Don't trust AI agents
New framework isolates each AI agent in ephemeral containers, preventing data leaks and sandbox escapes.
A viral critique of AI agent security argues developers should treat all agents as potentially malicious by default, highlighting fundamental flaws in popular frameworks. The analysis targets OpenClaw, which runs directly on host machines with optional Docker sandboxing disabled by default, relying instead on application-level checks like allowlists and confirmation prompts. With nearly 500,000 lines of code and 70+ dependencies, OpenClaw's complexity makes comprehensive security review impossible, creating vulnerabilities where normal API calls could trigger risks.

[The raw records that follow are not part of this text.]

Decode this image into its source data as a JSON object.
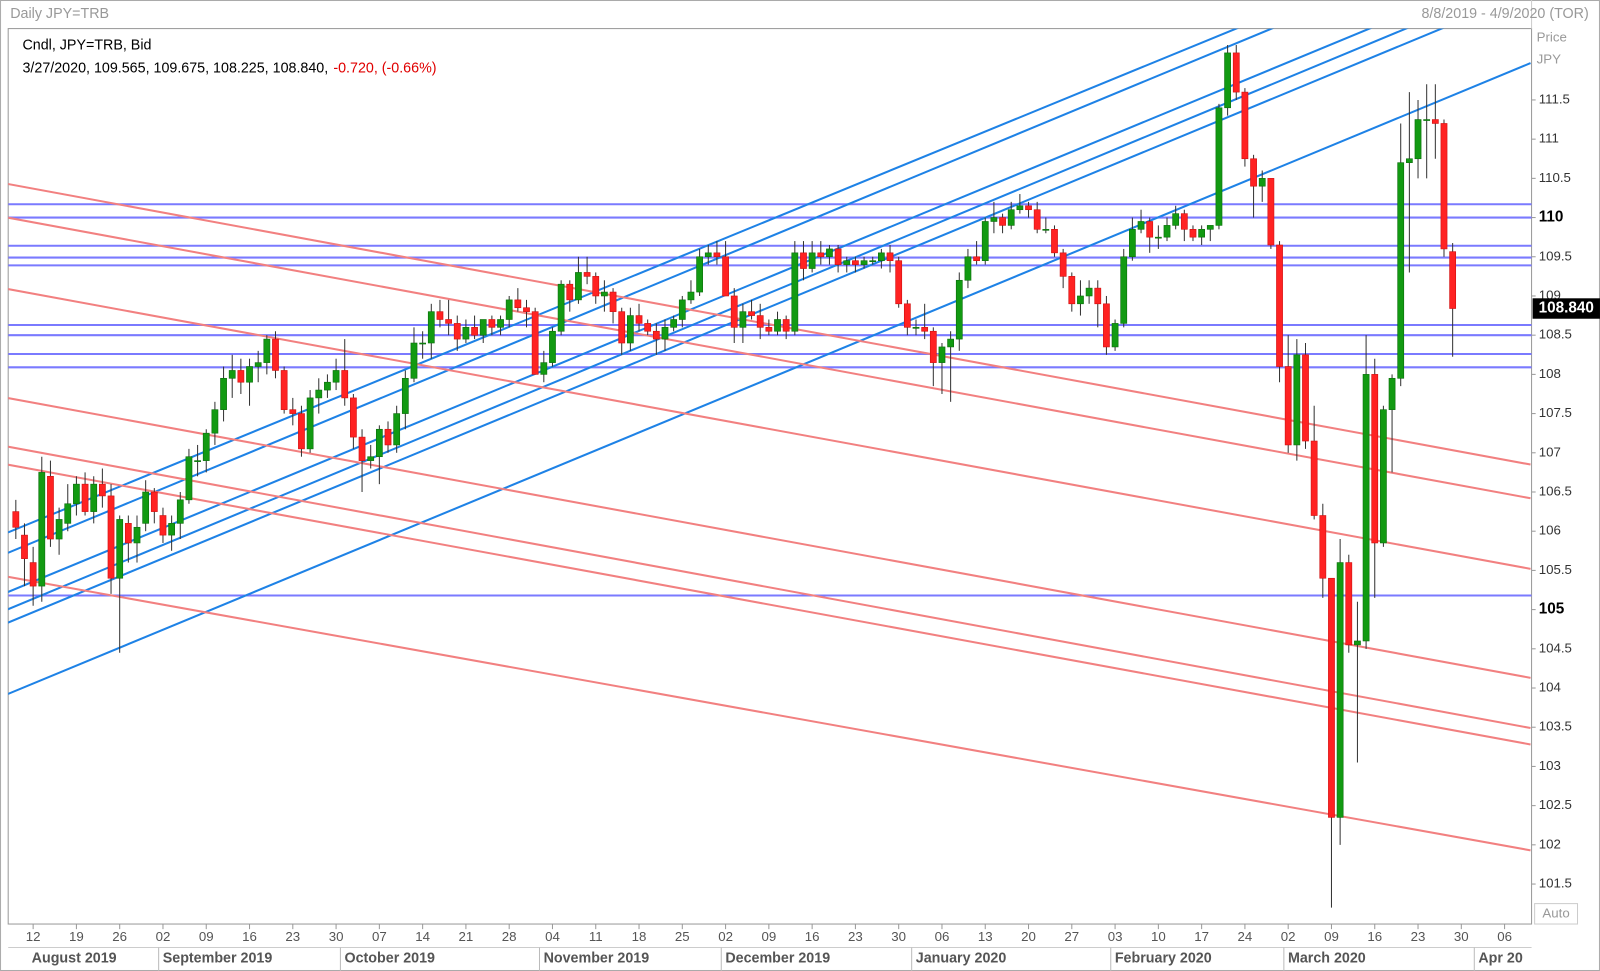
{
  "chart_data": {
    "type": "candlestick",
    "title": "Daily JPY=TRB",
    "date_range": "8/8/2019 - 4/9/2020 (TOR)",
    "legend_title": "Cndl, JPY=TRB, Bid",
    "legend_values": "3/27/2020, 109.565, 109.675, 108.225, 108.840,",
    "legend_change": "-0.720, (-0.66%)",
    "y_axis_title": "Price",
    "y_axis_unit": "JPY",
    "scale_button": "Auto",
    "up_color": "#129a12",
    "down_color": "#ff2222",
    "x": [
      "2019-08-08",
      "2019-08-09",
      "2019-08-12",
      "2019-08-13",
      "2019-08-14",
      "2019-08-15",
      "2019-08-16",
      "2019-08-19",
      "2019-08-20",
      "2019-08-21",
      "2019-08-22",
      "2019-08-23",
      "2019-08-26",
      "2019-08-27",
      "2019-08-28",
      "2019-08-29",
      "2019-08-30",
      "2019-09-02",
      "2019-09-03",
      "2019-09-04",
      "2019-09-05",
      "2019-09-06",
      "2019-09-09",
      "2019-09-10",
      "2019-09-11",
      "2019-09-12",
      "2019-09-13",
      "2019-09-16",
      "2019-09-17",
      "2019-09-18",
      "2019-09-19",
      "2019-09-20",
      "2019-09-23",
      "2019-09-24",
      "2019-09-25",
      "2019-09-26",
      "2019-09-27",
      "2019-09-30",
      "2019-10-01",
      "2019-10-02",
      "2019-10-03",
      "2019-10-04",
      "2019-10-07",
      "2019-10-08",
      "2019-10-09",
      "2019-10-10",
      "2019-10-11",
      "2019-10-14",
      "2019-10-15",
      "2019-10-16",
      "2019-10-17",
      "2019-10-18",
      "2019-10-21",
      "2019-10-22",
      "2019-10-23",
      "2019-10-24",
      "2019-10-25",
      "2019-10-28",
      "2019-10-29",
      "2019-10-30",
      "2019-10-31",
      "2019-11-01",
      "2019-11-04",
      "2019-11-05",
      "2019-11-06",
      "2019-11-07",
      "2019-11-08",
      "2019-11-11",
      "2019-11-12",
      "2019-11-13",
      "2019-11-14",
      "2019-11-15",
      "2019-11-18",
      "2019-11-19",
      "2019-11-20",
      "2019-11-21",
      "2019-11-22",
      "2019-11-25",
      "2019-11-26",
      "2019-11-27",
      "2019-11-28",
      "2019-11-29",
      "2019-12-02",
      "2019-12-03",
      "2019-12-04",
      "2019-12-05",
      "2019-12-06",
      "2019-12-09",
      "2019-12-10",
      "2019-12-11",
      "2019-12-12",
      "2019-12-13",
      "2019-12-16",
      "2019-12-17",
      "2019-12-18",
      "2019-12-19",
      "2019-12-20",
      "2019-12-23",
      "2019-12-24",
      "2019-12-25",
      "2019-12-26",
      "2019-12-27",
      "2019-12-30",
      "2019-12-31",
      "2020-01-01",
      "2020-01-02",
      "2020-01-03",
      "2020-01-06",
      "2020-01-07",
      "2020-01-08",
      "2020-01-09",
      "2020-01-10",
      "2020-01-13",
      "2020-01-14",
      "2020-01-15",
      "2020-01-16",
      "2020-01-17",
      "2020-01-20",
      "2020-01-21",
      "2020-01-22",
      "2020-01-23",
      "2020-01-24",
      "2020-01-27",
      "2020-01-28",
      "2020-01-29",
      "2020-01-30",
      "2020-01-31",
      "2020-02-03",
      "2020-02-04",
      "2020-02-05",
      "2020-02-06",
      "2020-02-07",
      "2020-02-10",
      "2020-02-11",
      "2020-02-12",
      "2020-02-13",
      "2020-02-14",
      "2020-02-17",
      "2020-02-18",
      "2020-02-19",
      "2020-02-20",
      "2020-02-21",
      "2020-02-24",
      "2020-02-25",
      "2020-02-26",
      "2020-02-27",
      "2020-02-28",
      "2020-03-02",
      "2020-03-03",
      "2020-03-04",
      "2020-03-05",
      "2020-03-06",
      "2020-03-09",
      "2020-03-10",
      "2020-03-11",
      "2020-03-12",
      "2020-03-13",
      "2020-03-16",
      "2020-03-17",
      "2020-03-18",
      "2020-03-19",
      "2020-03-20",
      "2020-03-23",
      "2020-03-24",
      "2020-03-25",
      "2020-03-26",
      "2020-03-27"
    ],
    "open": [
      106.25,
      105.95,
      105.6,
      105.3,
      106.7,
      105.9,
      106.1,
      106.35,
      106.6,
      106.25,
      106.6,
      106.45,
      105.4,
      106.1,
      105.85,
      106.1,
      106.5,
      106.2,
      105.95,
      106.1,
      106.4,
      106.9,
      106.9,
      107.25,
      107.55,
      107.95,
      108.05,
      107.9,
      108.1,
      108.15,
      108.45,
      108.05,
      107.55,
      107.5,
      107.05,
      107.7,
      107.8,
      107.9,
      108.05,
      107.7,
      107.2,
      106.9,
      106.95,
      107.3,
      107.1,
      107.5,
      107.95,
      108.4,
      108.4,
      108.8,
      108.7,
      108.65,
      108.45,
      108.6,
      108.5,
      108.7,
      108.6,
      108.7,
      108.95,
      108.85,
      108.8,
      108.0,
      108.15,
      108.55,
      109.15,
      108.95,
      109.3,
      109.25,
      109.0,
      109.05,
      108.8,
      108.4,
      108.75,
      108.65,
      108.55,
      108.45,
      108.6,
      108.7,
      108.95,
      109.05,
      109.5,
      109.55,
      109.5,
      109.0,
      108.6,
      108.8,
      108.75,
      108.6,
      108.55,
      108.7,
      108.55,
      109.55,
      109.35,
      109.55,
      109.5,
      109.6,
      109.4,
      109.45,
      109.4,
      109.45,
      109.45,
      109.55,
      109.45,
      108.9,
      108.6,
      108.6,
      108.55,
      108.15,
      108.35,
      108.45,
      109.2,
      109.5,
      109.45,
      109.95,
      110.0,
      109.9,
      110.1,
      110.15,
      110.1,
      109.85,
      109.85,
      109.55,
      109.25,
      108.9,
      109.0,
      109.1,
      108.9,
      108.35,
      108.65,
      109.5,
      109.85,
      109.95,
      109.75,
      109.75,
      109.9,
      110.05,
      109.85,
      109.75,
      109.85,
      109.9,
      111.4,
      112.1,
      111.6,
      110.75,
      110.4,
      110.5,
      109.65,
      108.1,
      107.1,
      108.25,
      107.15,
      106.2,
      105.4,
      102.35,
      105.6,
      104.55,
      104.6,
      108.0,
      105.85,
      107.55,
      107.95,
      110.7,
      110.75,
      111.25,
      111.25,
      111.2,
      109.565
    ],
    "high": [
      106.4,
      106.1,
      105.8,
      106.95,
      106.9,
      106.3,
      106.6,
      106.7,
      106.75,
      106.7,
      106.8,
      106.6,
      106.2,
      106.2,
      106.2,
      106.65,
      106.55,
      106.3,
      106.2,
      106.5,
      107.05,
      107.1,
      107.3,
      107.65,
      108.1,
      108.25,
      108.2,
      108.2,
      108.3,
      108.5,
      108.55,
      108.1,
      107.7,
      107.6,
      107.8,
      107.95,
      108.0,
      108.2,
      108.45,
      107.75,
      107.3,
      107.1,
      107.35,
      107.4,
      107.6,
      108.05,
      108.6,
      108.55,
      108.9,
      108.95,
      108.95,
      108.75,
      108.7,
      108.75,
      108.7,
      108.75,
      108.75,
      109.0,
      109.1,
      108.95,
      108.85,
      108.3,
      108.6,
      109.2,
      109.2,
      109.5,
      109.5,
      109.3,
      109.2,
      109.1,
      108.85,
      108.85,
      108.9,
      108.7,
      108.65,
      108.7,
      108.75,
      109.0,
      109.2,
      109.6,
      109.65,
      109.7,
      109.7,
      109.1,
      108.9,
      108.95,
      108.9,
      108.7,
      108.8,
      108.75,
      109.7,
      109.7,
      109.7,
      109.7,
      109.65,
      109.65,
      109.5,
      109.5,
      109.5,
      109.5,
      109.6,
      109.65,
      109.5,
      108.95,
      108.7,
      108.9,
      108.6,
      108.4,
      108.55,
      109.3,
      109.6,
      109.7,
      110.0,
      110.2,
      110.05,
      110.2,
      110.3,
      110.2,
      110.2,
      110.0,
      109.9,
      109.6,
      109.3,
      109.2,
      109.2,
      109.2,
      109.0,
      108.7,
      109.6,
      110.0,
      110.1,
      110.0,
      109.9,
      110.0,
      110.15,
      110.1,
      109.9,
      109.9,
      109.9,
      111.45,
      112.2,
      112.2,
      111.65,
      110.8,
      110.6,
      110.5,
      109.7,
      108.5,
      108.45,
      108.4,
      107.6,
      106.35,
      105.4,
      105.9,
      105.7,
      105.1,
      108.5,
      108.2,
      107.6,
      108.0,
      111.2,
      111.6,
      111.5,
      111.7,
      111.7,
      111.25,
      109.675
    ],
    "low": [
      105.9,
      105.3,
      105.05,
      105.1,
      105.8,
      105.7,
      106.0,
      106.2,
      106.2,
      106.1,
      106.3,
      105.2,
      104.45,
      105.6,
      105.6,
      106.0,
      106.1,
      105.85,
      105.75,
      105.9,
      106.35,
      106.7,
      106.75,
      107.1,
      107.4,
      107.7,
      107.75,
      107.6,
      107.9,
      108.0,
      107.95,
      107.5,
      107.35,
      106.95,
      107.0,
      107.5,
      107.7,
      107.8,
      107.6,
      107.05,
      106.5,
      106.8,
      106.6,
      107.0,
      107.0,
      107.3,
      107.9,
      108.2,
      108.2,
      108.6,
      108.5,
      108.3,
      108.4,
      108.45,
      108.4,
      108.5,
      108.5,
      108.6,
      108.8,
      108.6,
      108.0,
      107.9,
      108.1,
      108.5,
      108.8,
      108.9,
      109.15,
      108.9,
      108.8,
      108.65,
      108.25,
      108.3,
      108.55,
      108.5,
      108.25,
      108.3,
      108.55,
      108.6,
      108.9,
      109.0,
      109.4,
      109.4,
      109.0,
      108.4,
      108.4,
      108.7,
      108.45,
      108.5,
      108.5,
      108.45,
      108.5,
      109.2,
      109.3,
      109.4,
      109.4,
      109.3,
      109.3,
      109.3,
      109.35,
      109.4,
      109.35,
      109.3,
      108.85,
      108.5,
      108.5,
      108.45,
      107.85,
      107.75,
      107.65,
      108.3,
      109.1,
      109.4,
      109.4,
      109.8,
      109.8,
      109.85,
      110.05,
      110.0,
      109.8,
      109.8,
      109.5,
      109.1,
      108.8,
      108.75,
      108.9,
      108.6,
      108.25,
      108.3,
      108.6,
      109.45,
      109.8,
      109.55,
      109.6,
      109.7,
      109.85,
      109.7,
      109.7,
      109.65,
      109.7,
      109.85,
      111.3,
      111.5,
      110.65,
      110.0,
      110.2,
      109.6,
      107.9,
      107.0,
      106.9,
      107.05,
      106.15,
      105.15,
      101.2,
      102.0,
      104.45,
      103.05,
      104.5,
      105.15,
      105.8,
      106.75,
      107.85,
      109.3,
      110.5,
      110.5,
      110.75,
      109.5,
      108.225
    ],
    "close": [
      106.05,
      105.65,
      105.3,
      106.75,
      105.9,
      106.15,
      106.35,
      106.6,
      106.25,
      106.6,
      106.45,
      105.4,
      106.15,
      105.85,
      106.05,
      106.5,
      106.25,
      105.95,
      106.1,
      106.4,
      106.95,
      106.9,
      107.25,
      107.55,
      107.95,
      108.05,
      107.9,
      108.1,
      108.15,
      108.45,
      108.05,
      107.55,
      107.5,
      107.05,
      107.7,
      107.8,
      107.9,
      108.05,
      107.7,
      107.2,
      106.9,
      106.95,
      107.3,
      107.1,
      107.5,
      107.95,
      108.4,
      108.4,
      108.8,
      108.7,
      108.65,
      108.45,
      108.6,
      108.5,
      108.7,
      108.6,
      108.7,
      108.95,
      108.85,
      108.8,
      108.0,
      108.15,
      108.55,
      109.15,
      108.95,
      109.3,
      109.25,
      109.0,
      109.05,
      108.8,
      108.4,
      108.75,
      108.65,
      108.55,
      108.45,
      108.6,
      108.7,
      108.95,
      109.05,
      109.5,
      109.55,
      109.5,
      109.0,
      108.6,
      108.8,
      108.75,
      108.6,
      108.55,
      108.7,
      108.55,
      109.55,
      109.35,
      109.55,
      109.5,
      109.6,
      109.4,
      109.45,
      109.4,
      109.45,
      109.45,
      109.55,
      109.45,
      108.9,
      108.6,
      108.6,
      108.55,
      108.15,
      108.35,
      108.45,
      109.2,
      109.5,
      109.45,
      109.95,
      110.0,
      109.9,
      110.1,
      110.15,
      110.1,
      109.85,
      109.85,
      109.55,
      109.25,
      108.9,
      109.0,
      109.1,
      108.9,
      108.35,
      108.65,
      109.5,
      109.85,
      109.95,
      109.75,
      109.75,
      109.9,
      110.05,
      109.85,
      109.75,
      109.85,
      109.9,
      111.4,
      112.1,
      111.6,
      110.75,
      110.4,
      110.5,
      109.65,
      108.1,
      107.1,
      108.25,
      107.15,
      106.2,
      105.4,
      102.35,
      105.6,
      104.55,
      104.6,
      108.0,
      105.85,
      107.55,
      107.95,
      110.7,
      110.75,
      111.25,
      111.25,
      111.2,
      109.6,
      108.84
    ],
    "xlim": [
      "2019-08-07",
      "2020-04-09"
    ],
    "ylim": [
      100.99,
      112.41
    ],
    "yticks": [
      101.5,
      102,
      102.5,
      103,
      103.5,
      104,
      104.5,
      105,
      105.5,
      106,
      106.5,
      107,
      107.5,
      108,
      108.5,
      109,
      109.5,
      110,
      110.5,
      111,
      111.5
    ],
    "xticks": [
      {
        "value": "2019-08-12",
        "label": "12"
      },
      {
        "value": "2019-08-19",
        "label": "19"
      },
      {
        "value": "2019-08-26",
        "label": "26"
      },
      {
        "value": "2019-09-02",
        "label": "02"
      },
      {
        "value": "2019-09-09",
        "label": "09"
      },
      {
        "value": "2019-09-16",
        "label": "16"
      },
      {
        "value": "2019-09-23",
        "label": "23"
      },
      {
        "value": "2019-09-30",
        "label": "30"
      },
      {
        "value": "2019-10-07",
        "label": "07"
      },
      {
        "value": "2019-10-14",
        "label": "14"
      },
      {
        "value": "2019-10-21",
        "label": "21"
      },
      {
        "value": "2019-10-28",
        "label": "28"
      },
      {
        "value": "2019-11-04",
        "label": "04"
      },
      {
        "value": "2019-11-11",
        "label": "11"
      },
      {
        "value": "2019-11-18",
        "label": "18"
      },
      {
        "value": "2019-11-25",
        "label": "25"
      },
      {
        "value": "2019-12-02",
        "label": "02"
      },
      {
        "value": "2019-12-09",
        "label": "09"
      },
      {
        "value": "2019-12-16",
        "label": "16"
      },
      {
        "value": "2019-12-23",
        "label": "23"
      },
      {
        "value": "2019-12-30",
        "label": "30"
      },
      {
        "value": "2020-01-06",
        "label": "06"
      },
      {
        "value": "2020-01-13",
        "label": "13"
      },
      {
        "value": "2020-01-20",
        "label": "20"
      },
      {
        "value": "2020-01-27",
        "label": "27"
      },
      {
        "value": "2020-02-03",
        "label": "03"
      },
      {
        "value": "2020-02-10",
        "label": "10"
      },
      {
        "value": "2020-02-17",
        "label": "17"
      },
      {
        "value": "2020-02-24",
        "label": "24"
      },
      {
        "value": "2020-03-02",
        "label": "02"
      },
      {
        "value": "2020-03-09",
        "label": "09"
      },
      {
        "value": "2020-03-16",
        "label": "16"
      },
      {
        "value": "2020-03-23",
        "label": "23"
      },
      {
        "value": "2020-03-30",
        "label": "30"
      },
      {
        "value": "2020-04-06",
        "label": "06"
      }
    ],
    "months": [
      {
        "value": "2019-08",
        "label": "August 2019"
      },
      {
        "value": "2019-09",
        "label": "September 2019"
      },
      {
        "value": "2019-10",
        "label": "October 2019"
      },
      {
        "value": "2019-11",
        "label": "November 2019"
      },
      {
        "value": "2019-12",
        "label": "December 2019"
      },
      {
        "value": "2020-01",
        "label": "January 2020"
      },
      {
        "value": "2020-02",
        "label": "February 2020"
      },
      {
        "value": "2020-03",
        "label": "March 2020"
      },
      {
        "value": "2020-04",
        "label": "Apr 20"
      }
    ],
    "last_price": {
      "value": 108.84,
      "label": "108.840"
    },
    "hline_color": "#7a7aff",
    "hlines": [
      110.17,
      110.0,
      109.64,
      109.49,
      109.39,
      108.63,
      108.5,
      108.26,
      108.09,
      105.18
    ],
    "trendlines": [
      {
        "color": "#1e82e6",
        "x": [
          "2019-08-07",
          "2020-04-09"
        ],
        "y": [
          105.98,
          113.95
        ]
      },
      {
        "color": "#1e82e6",
        "x": [
          "2019-08-07",
          "2020-04-09"
        ],
        "y": [
          105.72,
          113.78
        ]
      },
      {
        "color": "#1e82e6",
        "x": [
          "2019-08-07",
          "2020-04-09"
        ],
        "y": [
          105.22,
          113.26
        ]
      },
      {
        "color": "#1e82e6",
        "x": [
          "2019-08-07",
          "2020-04-09"
        ],
        "y": [
          105.0,
          113.07
        ]
      },
      {
        "color": "#1e82e6",
        "x": [
          "2019-08-07",
          "2020-04-09"
        ],
        "y": [
          104.83,
          112.88
        ]
      },
      {
        "color": "#1e82e6",
        "x": [
          "2019-08-07",
          "2020-04-09"
        ],
        "y": [
          103.92,
          111.97
        ]
      },
      {
        "color": "#f28080",
        "x": [
          "2019-08-07",
          "2020-04-09"
        ],
        "y": [
          110.43,
          106.85
        ]
      },
      {
        "color": "#f28080",
        "x": [
          "2019-08-07",
          "2020-04-09"
        ],
        "y": [
          110.0,
          106.42
        ]
      },
      {
        "color": "#f28080",
        "x": [
          "2019-08-07",
          "2020-04-09"
        ],
        "y": [
          109.09,
          105.52
        ]
      },
      {
        "color": "#f28080",
        "x": [
          "2019-08-07",
          "2020-04-09"
        ],
        "y": [
          107.7,
          104.13
        ]
      },
      {
        "color": "#f28080",
        "x": [
          "2019-08-07",
          "2020-04-09"
        ],
        "y": [
          107.08,
          103.49
        ]
      },
      {
        "color": "#f28080",
        "x": [
          "2019-08-07",
          "2020-04-09"
        ],
        "y": [
          106.85,
          103.28
        ]
      },
      {
        "color": "#f28080",
        "x": [
          "2019-08-07",
          "2020-04-09"
        ],
        "y": [
          105.42,
          101.93
        ]
      }
    ]
  }
}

The alternative NanoClaw framework implements a zero-trust architecture where each agent runs in isolated, ephemeral containers on Docker or Apple Container (macOS). Agents operate as unprivileged users with strictly mounted directories, preventing cross-agent data leaks and credential exposure. Sensitive paths like .ssh and .aws are blocked by default via an external allowlist file, while host application code remains read-only. By leveraging Anthropic's Agent SDK instead of reinventing components, NanoClaw maintains a codebase reviewable in one afternoon while providing hermetic security through OS-enforced container boundaries.
- OpenClaw runs on host machines by default with Docker sandboxing optional, relying on vulnerable application-level permission checks
- NanoClaw isolates each agent in separate ephemeral containers with unprivileged users and strict mount allowlists blocking sensitive paths
- Framework complexity matters: OpenClaw's 500K lines vs. NanoClaw's reviewable codebase demonstrates security through simplicity
Why It Matters
As AI agents handle sensitive tasks, proper sandboxing prevents data breaches, credential theft, and unauthorized system access.